Złoty przeżył w środę solidne wahnięcie. Najpierw polska waluta znacząco straciła wobec dolara, by ostatecznie jednak odrobić część dystansu. Jak kształtowały się notowania polskiej waluty w szczegółach? Kurs otwarcia wyniósł 3,83 zł, po czym dolar piął się w górę aż do poziomu 3,87 zł. Po godz. 14:00 trend się jednak odwrócił. Dolar zaczął tracić i jego wartość opadła do poziomu 3,86 zł. Ostatecznie zmiana kursu osiągnęła ok. 0,8 proc. W szerszym kontekście kondycja złotego jest jednak i tak dobra - względem dolara jest on nasilniejszy od roku 2021.
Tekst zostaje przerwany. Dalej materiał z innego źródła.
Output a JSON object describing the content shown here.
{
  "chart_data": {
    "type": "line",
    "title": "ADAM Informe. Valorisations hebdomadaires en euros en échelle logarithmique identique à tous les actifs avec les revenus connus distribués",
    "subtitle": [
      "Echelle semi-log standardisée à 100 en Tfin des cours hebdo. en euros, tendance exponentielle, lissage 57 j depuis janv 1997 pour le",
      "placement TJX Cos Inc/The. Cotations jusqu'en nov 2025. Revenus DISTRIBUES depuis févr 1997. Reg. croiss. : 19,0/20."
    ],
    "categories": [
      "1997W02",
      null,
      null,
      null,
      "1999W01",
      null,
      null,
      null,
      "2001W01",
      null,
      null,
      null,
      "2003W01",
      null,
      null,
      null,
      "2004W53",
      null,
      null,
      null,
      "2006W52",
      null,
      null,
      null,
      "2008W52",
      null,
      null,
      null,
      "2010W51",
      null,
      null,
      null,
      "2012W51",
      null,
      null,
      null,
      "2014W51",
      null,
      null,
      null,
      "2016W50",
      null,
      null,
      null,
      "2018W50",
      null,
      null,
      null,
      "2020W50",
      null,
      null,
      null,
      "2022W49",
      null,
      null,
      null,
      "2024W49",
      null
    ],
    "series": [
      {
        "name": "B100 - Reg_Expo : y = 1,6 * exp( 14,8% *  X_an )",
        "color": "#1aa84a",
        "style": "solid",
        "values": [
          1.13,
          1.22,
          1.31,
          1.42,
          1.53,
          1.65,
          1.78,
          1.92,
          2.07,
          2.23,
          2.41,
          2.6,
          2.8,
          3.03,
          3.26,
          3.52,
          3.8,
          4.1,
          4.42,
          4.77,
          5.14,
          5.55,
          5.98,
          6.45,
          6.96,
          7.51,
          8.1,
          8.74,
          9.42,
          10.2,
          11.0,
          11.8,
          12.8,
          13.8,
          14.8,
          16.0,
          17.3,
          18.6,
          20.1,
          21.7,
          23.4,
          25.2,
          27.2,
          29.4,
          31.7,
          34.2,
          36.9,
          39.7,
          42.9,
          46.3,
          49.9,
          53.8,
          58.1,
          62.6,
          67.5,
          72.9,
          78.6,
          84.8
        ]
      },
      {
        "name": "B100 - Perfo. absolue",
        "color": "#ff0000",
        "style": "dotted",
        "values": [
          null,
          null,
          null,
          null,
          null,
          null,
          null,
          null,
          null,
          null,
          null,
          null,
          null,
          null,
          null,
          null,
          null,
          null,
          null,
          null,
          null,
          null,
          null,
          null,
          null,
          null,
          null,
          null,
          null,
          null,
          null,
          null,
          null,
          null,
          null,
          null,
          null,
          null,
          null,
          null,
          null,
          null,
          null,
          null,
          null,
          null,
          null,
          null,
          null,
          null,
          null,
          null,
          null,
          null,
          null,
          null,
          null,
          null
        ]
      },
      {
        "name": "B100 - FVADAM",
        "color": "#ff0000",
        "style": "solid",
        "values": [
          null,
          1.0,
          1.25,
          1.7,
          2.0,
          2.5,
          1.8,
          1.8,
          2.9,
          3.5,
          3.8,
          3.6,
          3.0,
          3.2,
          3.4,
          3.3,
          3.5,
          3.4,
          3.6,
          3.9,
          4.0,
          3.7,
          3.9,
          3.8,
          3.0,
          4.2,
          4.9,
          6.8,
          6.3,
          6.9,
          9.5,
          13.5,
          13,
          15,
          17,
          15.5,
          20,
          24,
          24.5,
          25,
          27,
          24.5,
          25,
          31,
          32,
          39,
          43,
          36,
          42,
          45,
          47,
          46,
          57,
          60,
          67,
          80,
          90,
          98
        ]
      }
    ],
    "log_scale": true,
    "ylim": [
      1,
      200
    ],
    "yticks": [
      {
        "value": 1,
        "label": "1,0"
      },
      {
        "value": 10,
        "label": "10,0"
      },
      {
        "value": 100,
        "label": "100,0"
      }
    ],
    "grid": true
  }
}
Trudno jednoznacznie wiązać ten ruch na parze walutowej z prezentacją projektu budżetu na rok 2025, koincydencja czasowa jednak istnieje.
Dalsza część artykułu pod materiałem wideo
Złoty raz zyskuje, raz traci
Jakub Kotarski z Superfund TFI w swojej analizie opublikowanej na stooq.pl zwraca uwagę, że "zeszły tydzień (19-25 sierpnia 2024 r.) zakończył się spadkami głównych walut wobec złotego, a kursy wyniosły odpowiednio: USD/PLN 3,80 oraz EUR/PLN 4,26". Ekspert dodaje, że "dolar osłabił się w stosunku do złotówki, co mogło być spowodowane planem luzowania stóp procentowych ogłoszonym przez Rezerwę Federalną (FED)".
Według analizy Superfund TFI, "do końca roku planowane są trzy obniżki po 25 punktów bazowych we wrześniu, listopadzie i grudniu, z możliwością jednej większej redukcji o 50 punktów". Kotarski podkreśla, że "rynek szybko zareagował na tę informację, powodując spadek wartości dolara w piątek o 1,23 proc.".
Perspektywy dla polskiej waluty
Analitycy zwracają uwagę na różnice w podejściu do polityki monetarnej między USA a Polską. "różnice w podejściu do polityki monetarnej między USA a Polską sugerują możliwość napływu kapitału do polskich obligacji skarbowych w momencie obniżania stóp procentowych za oceanem" - czytamy w raporcie Superfund TFI.
Eksperci przewidują, że "stopy procentowe w Polsce mogą spaść z obecnego poziomu 5,75 proc. do 4,95 proc. w ciągu najbliższych 9-12 miesięcy". Z kolei w USA, "stopa referencyjna, obecnie na poziomie 5,5 proc.-5,25 proc., ma zostać obniżona co najmniej do 3,5 proc. w nadchodzącym roku".
Kotarski zauważa również, że "kurs EUR/PLN od początku roku znajduje się w ruchu bocznym, wahając się w obrębie 4,24 a 4,39". Analityk wyjaśnia, że "mniejsza zmienność na parze ma bliskość oraz współzależność gospodarki polskiej wraz z gospodarka strefy euro".
Złoty może tracić
Eksperci z ING przewidują, że kurs polskiej waluty może się zmienić. "Po wakacjach obawiamy się pewnego osłabienia złotego. Widzimy ryzyko umocnienia dolara i ogólnego pogorszenia sentymentu względem walut rynków wschodzących" - napisali eksperci w Dzienniku ING. Zwrócili oni uwagę na rozczarowujące dane gospodarcze zarówno ze strefy euro, jak i z Polski, a także na złagodzenie retoryki przez Radę Polityki Pieniężnej.
To szczególnie istotne w kontekście ostatnich wahań. Najpierw dolar znacząco stracił na wartości - najpewniej na skutek prognoz szefa FED Jerome'a Powella dotyczących zbliżającego się cięcia stóp procentowych. Później jednak dolar zaczął odrabiać straty.
Analitycy ING BSK wskazują również na potencjalne zagrożenie związane z polityką zagraniczną. Ich zdaniem, ewentualne odbicie poparcia dla Donalda Trumpa może negatywnie wpłynąć na waluty rynków wschodzących, do których zalicza się polski złoty. Polityka proponowana przez byłego prezydenta USA jest postrzegana jako niekorzystna dla tego segmentu rynku walutowego.